Pour nous libérer de ces tyrans, nous devons orienter le peuple vers la liberté. Mais les masses semblent être trop éloignées de cela : trop ignorantes sur le plan économique, trop démunies sur le plan moral, trop trompées par la propagande gouvernementale. La perspective d’amener une telle populace ignorante et trompée à comprendre et à adopter la philosophie politique libertarienne et l’économie de marché libre semble être une tâche difficile, voire impossible.
La bonne nouvelle, c’est qu’il n’est pas nécessaire que les masses maîtrisent la philosophie de la liberté pour qu’elles l’adoptent.

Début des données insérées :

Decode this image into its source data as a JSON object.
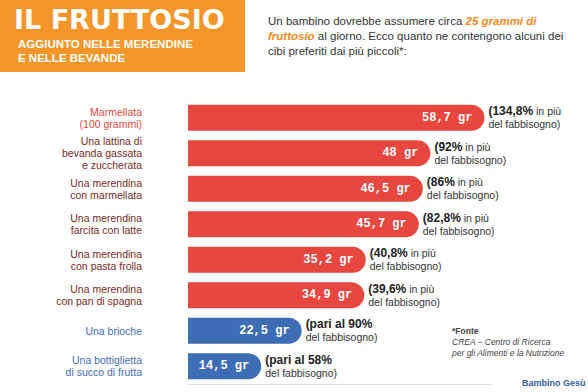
{
  "chart_data": {
    "type": "bar",
    "orientation": "horizontal",
    "title": "IL FRUTTOSIO",
    "subtitle": "AGGIUNTO NELLE MERENDINE\nE NELLE BEVANDE",
    "intro": [
      "Un bambino dovrebbe assumere circa ",
      "25 grammi di fruttosio",
      " al giorno.  Ecco quanto ne contengono alcuni dei cibi preferiti dai più piccoli*:"
    ],
    "categories": [
      "Marmellata\n(100 grammi)",
      "Una lattina di\nbevanda gassata\ne zuccherata",
      "Una merendina\ncon marmellata",
      "Una merendina\nfarcita con latte",
      "Una merendina\ncon pasta frolla",
      "Una merendina\ncon pan di spagna",
      "Una brioche",
      "Una bottiglietta\ndi succo di frutta"
    ],
    "values": [
      58.7,
      48,
      46.5,
      45.7,
      35.2,
      34.9,
      22.5,
      14.5
    ],
    "value_labels": [
      "58,7 gr",
      "48 gr",
      "46,5 gr",
      "45,7 gr",
      "35,2 gr",
      "34,9 gr",
      "22,5 gr",
      "14,5 gr"
    ],
    "data_labels": true,
    "colors": [
      "#e8473f",
      "#e8473f",
      "#e8473f",
      "#e8473f",
      "#e8473f",
      "#e8473f",
      "#3d6db5",
      "#3d6db5"
    ],
    "annotations": [
      "(134,8% in più\ndel fabbisogno)",
      "(92% in più\ndel fabbisogno)",
      "(86% in più\ndel fabbisogno)",
      "(82,8% in più\ndel fabbisogno)",
      "(40,8% in più\ndel fabbisogno)",
      "(39,6% in più\ndel fabbisogno)",
      "(pari al 90%\ndel fabbisogno)",
      "(pari al 58%\ndel fabbisogno)"
    ],
    "source": [
      "*Fonte",
      "CREA – Centro di Ricerca\nper gli Alimenti e la Nutrizione"
    ],
    "logo": "Bambino Gesù",
    "xlim": [
      0,
      60
    ],
    "grid": false,
    "tick_labels": "y"
  }
}
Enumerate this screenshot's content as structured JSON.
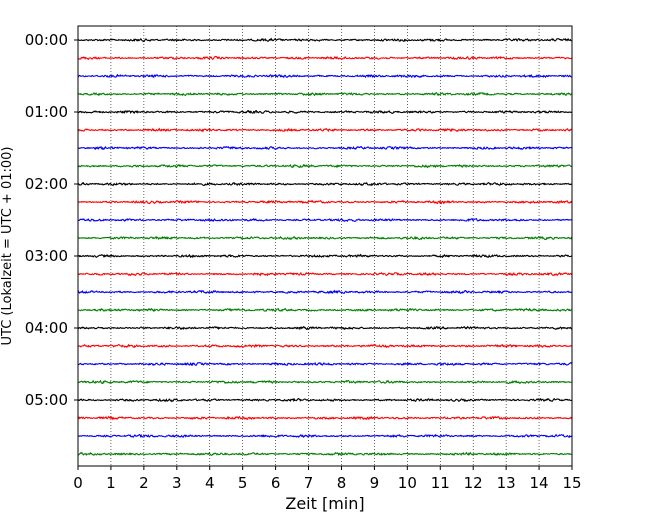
{
  "chart_data": {
    "type": "line",
    "title": "",
    "xlabel": "Zeit  [min]",
    "ylabel": "UTC (Lokalzeit = UTC + 01:00)",
    "xlim": [
      0,
      15
    ],
    "x_ticks": [
      "0",
      "1",
      "2",
      "3",
      "4",
      "5",
      "6",
      "7",
      "8",
      "9",
      "10",
      "11",
      "12",
      "13",
      "14",
      "15"
    ],
    "y_ticks": [
      "00:00",
      "01:00",
      "02:00",
      "03:00",
      "04:00",
      "05:00"
    ],
    "trace_interval_min": 15,
    "trace_count": 24,
    "trace_colors": [
      "#000000",
      "#ff0000",
      "#0000ff",
      "#008000"
    ],
    "vertical_grid": "dotted",
    "legend": "none"
  }
}
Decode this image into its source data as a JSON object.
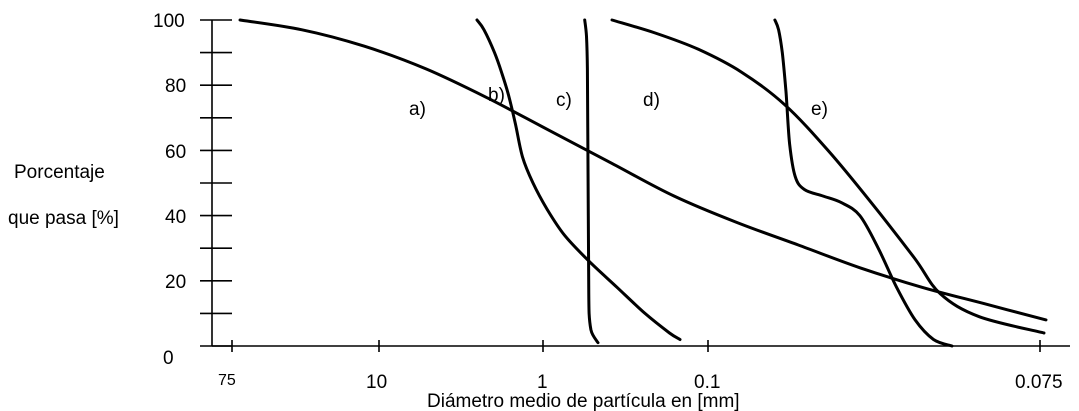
{
  "chart_data": {
    "type": "line",
    "title": "",
    "ylabel_line1": "Porcentaje",
    "ylabel_line2": "que pasa [%]",
    "xlabel": "Diámetro medio de partícula en [mm]",
    "y_ticks": [
      "100",
      "80",
      "60",
      "40",
      "20",
      "0"
    ],
    "x_ticks": [
      "75",
      "10",
      "1",
      "0.1",
      "0.075"
    ],
    "ylim": [
      0,
      100
    ],
    "x_axis_note": "particle diameter decreasing left to right (log scale)",
    "series": [
      {
        "name": "a)",
        "points": [
          [
            0.42,
            100
          ],
          [
            0.44,
            97
          ],
          [
            0.47,
            90
          ],
          [
            0.49,
            84
          ],
          [
            0.51,
            77
          ],
          [
            0.53,
            68
          ],
          [
            0.55,
            58
          ],
          [
            0.58,
            50
          ],
          [
            0.62,
            42
          ],
          [
            0.67,
            34
          ],
          [
            0.74,
            26
          ],
          [
            0.82,
            18
          ],
          [
            0.9,
            10
          ],
          [
            0.97,
            4
          ],
          [
            1.0,
            2
          ]
        ]
      },
      {
        "name": "b)",
        "points": [
          [
            0.0,
            100
          ],
          [
            0.1,
            97
          ],
          [
            0.2,
            92
          ],
          [
            0.3,
            85
          ],
          [
            0.4,
            76
          ],
          [
            0.5,
            66
          ],
          [
            0.6,
            56
          ],
          [
            0.7,
            46
          ],
          [
            0.8,
            38
          ],
          [
            0.9,
            31
          ],
          [
            1.0,
            24
          ],
          [
            1.1,
            18
          ],
          [
            1.2,
            13
          ],
          [
            1.3,
            8
          ]
        ]
      },
      {
        "name": "c)",
        "points": [
          [
            0.9,
            100
          ],
          [
            0.92,
            95
          ],
          [
            0.93,
            85
          ],
          [
            0.935,
            65
          ],
          [
            0.94,
            40
          ],
          [
            0.945,
            20
          ],
          [
            0.95,
            10
          ],
          [
            0.97,
            5
          ],
          [
            1.0,
            3
          ],
          [
            1.05,
            1
          ]
        ]
      },
      {
        "name": "d)",
        "points": [
          [
            0.52,
            100
          ],
          [
            0.53,
            97
          ],
          [
            0.54,
            90
          ],
          [
            0.55,
            78
          ],
          [
            0.56,
            62
          ],
          [
            0.575,
            52
          ],
          [
            0.6,
            48
          ],
          [
            0.65,
            46
          ],
          [
            0.7,
            44
          ],
          [
            0.75,
            40
          ],
          [
            0.8,
            30
          ],
          [
            0.85,
            18
          ],
          [
            0.9,
            8
          ],
          [
            0.95,
            2
          ],
          [
            1.0,
            0
          ]
        ]
      },
      {
        "name": "e)",
        "points": [
          [
            0.0,
            100
          ],
          [
            0.1,
            96
          ],
          [
            0.2,
            91
          ],
          [
            0.3,
            84
          ],
          [
            0.4,
            74
          ],
          [
            0.5,
            60
          ],
          [
            0.6,
            44
          ],
          [
            0.7,
            27
          ],
          [
            0.76,
            16
          ],
          [
            0.85,
            9
          ],
          [
            1.0,
            4
          ]
        ]
      }
    ]
  }
}
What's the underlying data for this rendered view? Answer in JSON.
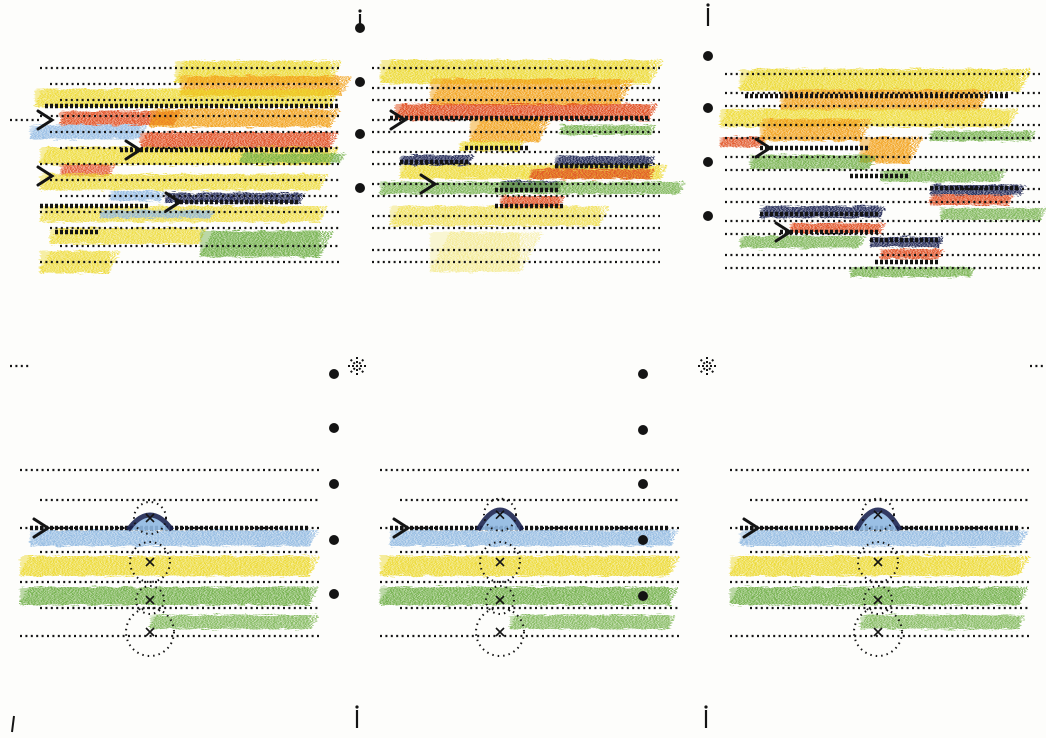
{
  "diagram": {
    "kind": "hand-drawn hatched pencil sketch",
    "colors": {
      "paper": "#fdfdfb",
      "ink": "#141414",
      "yellow": "#ecd82a",
      "orange": "#f2a21c",
      "red": "#e04a1c",
      "green": "#6fae45",
      "light_blue": "#8fb8e2",
      "navy": "#1c2552"
    },
    "panels": [
      {
        "name": "upper-sketch",
        "groups": 3,
        "description_marks": [
          "arrows",
          "dotted-lines",
          "dot-dividers"
        ]
      },
      {
        "name": "lower-sketch",
        "groups": 3,
        "description_marks": [
          "arrows",
          "dotted-lines",
          "dot-dividers",
          "dotted-circles"
        ]
      }
    ]
  }
}
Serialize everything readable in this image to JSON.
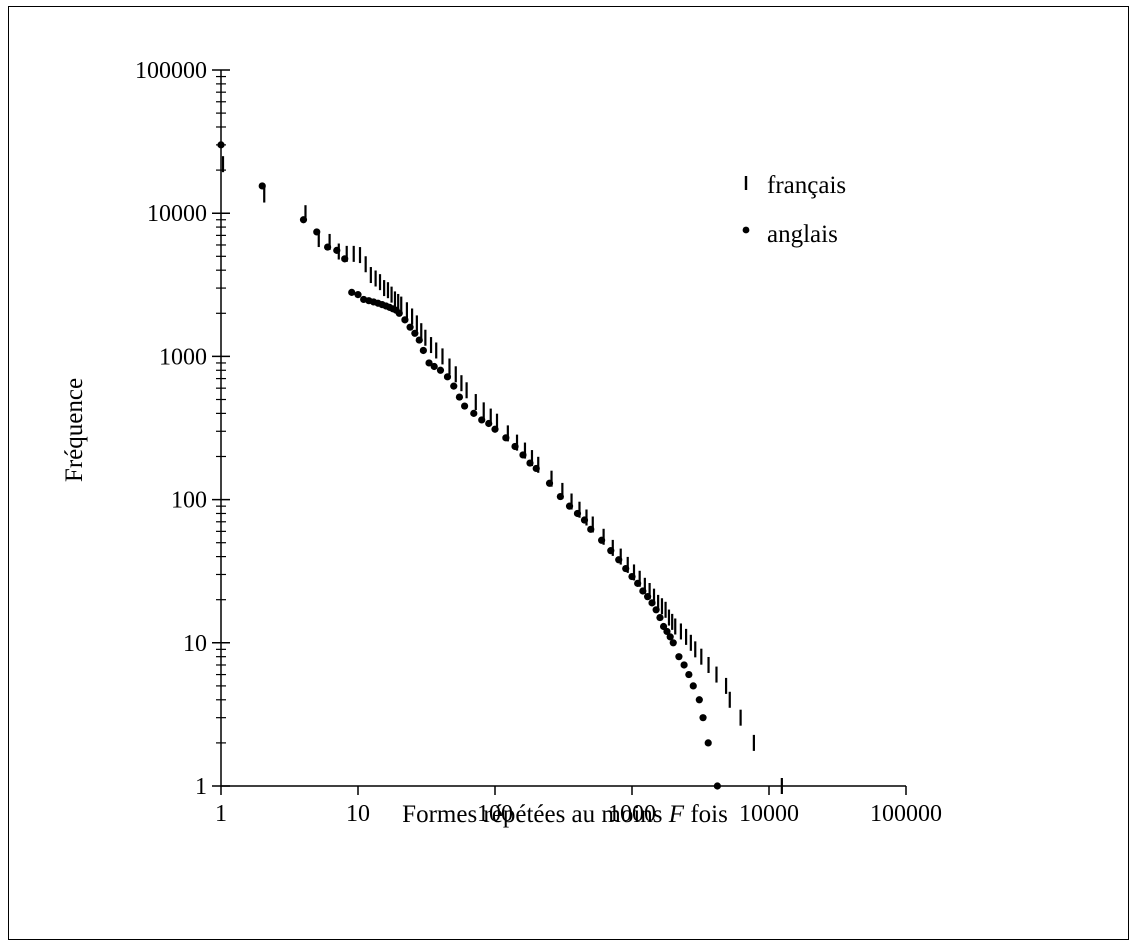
{
  "chart_data": {
    "type": "scatter",
    "title": "",
    "xlabel_parts": [
      "Formes répétées au moins ",
      "F",
      " fois"
    ],
    "ylabel": "Fréquence",
    "x_scale": "log",
    "y_scale": "log",
    "xlim": [
      1,
      100000
    ],
    "ylim": [
      1,
      100000
    ],
    "x_ticks": [
      1,
      10,
      100,
      1000,
      10000,
      100000
    ],
    "x_tick_labels": [
      "1",
      "10",
      "100",
      "1000",
      "10000",
      "100000"
    ],
    "y_ticks": [
      1,
      10,
      100,
      1000,
      10000,
      100000
    ],
    "y_tick_labels": [
      "1",
      "10",
      "100",
      "1000",
      "10000",
      "100000"
    ],
    "grid": false,
    "legend_position": "top-right",
    "series": [
      {
        "name": "français",
        "marker": "vertical-bar",
        "color": "#000000",
        "points": [
          [
            1,
            22000
          ],
          [
            2,
            13500
          ],
          [
            4,
            10000
          ],
          [
            5,
            6600
          ],
          [
            6,
            6300
          ],
          [
            7,
            5400
          ],
          [
            8,
            5200
          ],
          [
            9,
            5200
          ],
          [
            10,
            5100
          ],
          [
            11,
            4400
          ],
          [
            12,
            3700
          ],
          [
            13,
            3500
          ],
          [
            14,
            3300
          ],
          [
            15,
            3000
          ],
          [
            16,
            2900
          ],
          [
            17,
            2700
          ],
          [
            18,
            2500
          ],
          [
            19,
            2400
          ],
          [
            20,
            2300
          ],
          [
            22,
            2100
          ],
          [
            24,
            1900
          ],
          [
            26,
            1700
          ],
          [
            28,
            1500
          ],
          [
            30,
            1350
          ],
          [
            33,
            1200
          ],
          [
            36,
            1100
          ],
          [
            40,
            1000
          ],
          [
            45,
            850
          ],
          [
            50,
            750
          ],
          [
            55,
            650
          ],
          [
            60,
            580
          ],
          [
            70,
            480
          ],
          [
            80,
            420
          ],
          [
            90,
            380
          ],
          [
            100,
            350
          ],
          [
            120,
            290
          ],
          [
            140,
            250
          ],
          [
            160,
            220
          ],
          [
            180,
            195
          ],
          [
            200,
            175
          ],
          [
            250,
            140
          ],
          [
            300,
            115
          ],
          [
            350,
            97
          ],
          [
            400,
            85
          ],
          [
            450,
            75
          ],
          [
            500,
            67
          ],
          [
            600,
            55
          ],
          [
            700,
            46
          ],
          [
            800,
            40
          ],
          [
            900,
            35
          ],
          [
            1000,
            31
          ],
          [
            1100,
            28
          ],
          [
            1200,
            25
          ],
          [
            1300,
            23
          ],
          [
            1400,
            21
          ],
          [
            1500,
            19
          ],
          [
            1600,
            18
          ],
          [
            1700,
            17
          ],
          [
            1800,
            15
          ],
          [
            1900,
            14
          ],
          [
            2000,
            13
          ],
          [
            2200,
            12
          ],
          [
            2400,
            11
          ],
          [
            2600,
            10
          ],
          [
            2800,
            9
          ],
          [
            3100,
            8
          ],
          [
            3500,
            7
          ],
          [
            4000,
            6
          ],
          [
            4700,
            5
          ],
          [
            5000,
            4
          ],
          [
            6000,
            3
          ],
          [
            7500,
            2
          ],
          [
            12000,
            1
          ]
        ]
      },
      {
        "name": "anglais",
        "marker": "dot",
        "color": "#000000",
        "points": [
          [
            1,
            30000
          ],
          [
            2,
            15500
          ],
          [
            4,
            9000
          ],
          [
            5,
            7400
          ],
          [
            6,
            5800
          ],
          [
            7,
            5500
          ],
          [
            8,
            4800
          ],
          [
            9,
            2800
          ],
          [
            10,
            2700
          ],
          [
            11,
            2500
          ],
          [
            12,
            2450
          ],
          [
            13,
            2400
          ],
          [
            14,
            2350
          ],
          [
            15,
            2300
          ],
          [
            16,
            2250
          ],
          [
            17,
            2200
          ],
          [
            18,
            2150
          ],
          [
            19,
            2100
          ],
          [
            20,
            2000
          ],
          [
            22,
            1800
          ],
          [
            24,
            1600
          ],
          [
            26,
            1450
          ],
          [
            28,
            1300
          ],
          [
            30,
            1100
          ],
          [
            33,
            900
          ],
          [
            36,
            850
          ],
          [
            40,
            800
          ],
          [
            45,
            720
          ],
          [
            50,
            620
          ],
          [
            55,
            520
          ],
          [
            60,
            450
          ],
          [
            70,
            400
          ],
          [
            80,
            360
          ],
          [
            90,
            340
          ],
          [
            100,
            310
          ],
          [
            120,
            270
          ],
          [
            140,
            235
          ],
          [
            160,
            205
          ],
          [
            180,
            180
          ],
          [
            200,
            165
          ],
          [
            250,
            130
          ],
          [
            300,
            105
          ],
          [
            350,
            90
          ],
          [
            400,
            80
          ],
          [
            450,
            72
          ],
          [
            500,
            62
          ],
          [
            600,
            52
          ],
          [
            700,
            44
          ],
          [
            800,
            38
          ],
          [
            900,
            33
          ],
          [
            1000,
            29
          ],
          [
            1100,
            26
          ],
          [
            1200,
            23
          ],
          [
            1300,
            21
          ],
          [
            1400,
            19
          ],
          [
            1500,
            17
          ],
          [
            1600,
            15
          ],
          [
            1700,
            13
          ],
          [
            1800,
            12
          ],
          [
            1900,
            11
          ],
          [
            2000,
            10
          ],
          [
            2200,
            8
          ],
          [
            2400,
            7
          ],
          [
            2600,
            6
          ],
          [
            2800,
            5
          ],
          [
            3100,
            4
          ],
          [
            3300,
            3
          ],
          [
            3600,
            2
          ],
          [
            4200,
            1
          ]
        ]
      }
    ]
  }
}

Comme l’écrit Leonard E. Read dans Elements of Libertarian Leadership :
« Une étude des mouvements politiques importants ou des vastes changements sociaux révélera que chacun d’entre eux – bon ou mauvais – a été dirigé par une infime minorité. Jamais l’un de ces changements n’a été accompagné d’une compréhension de masse, et il ne faut pas s’y attendre. »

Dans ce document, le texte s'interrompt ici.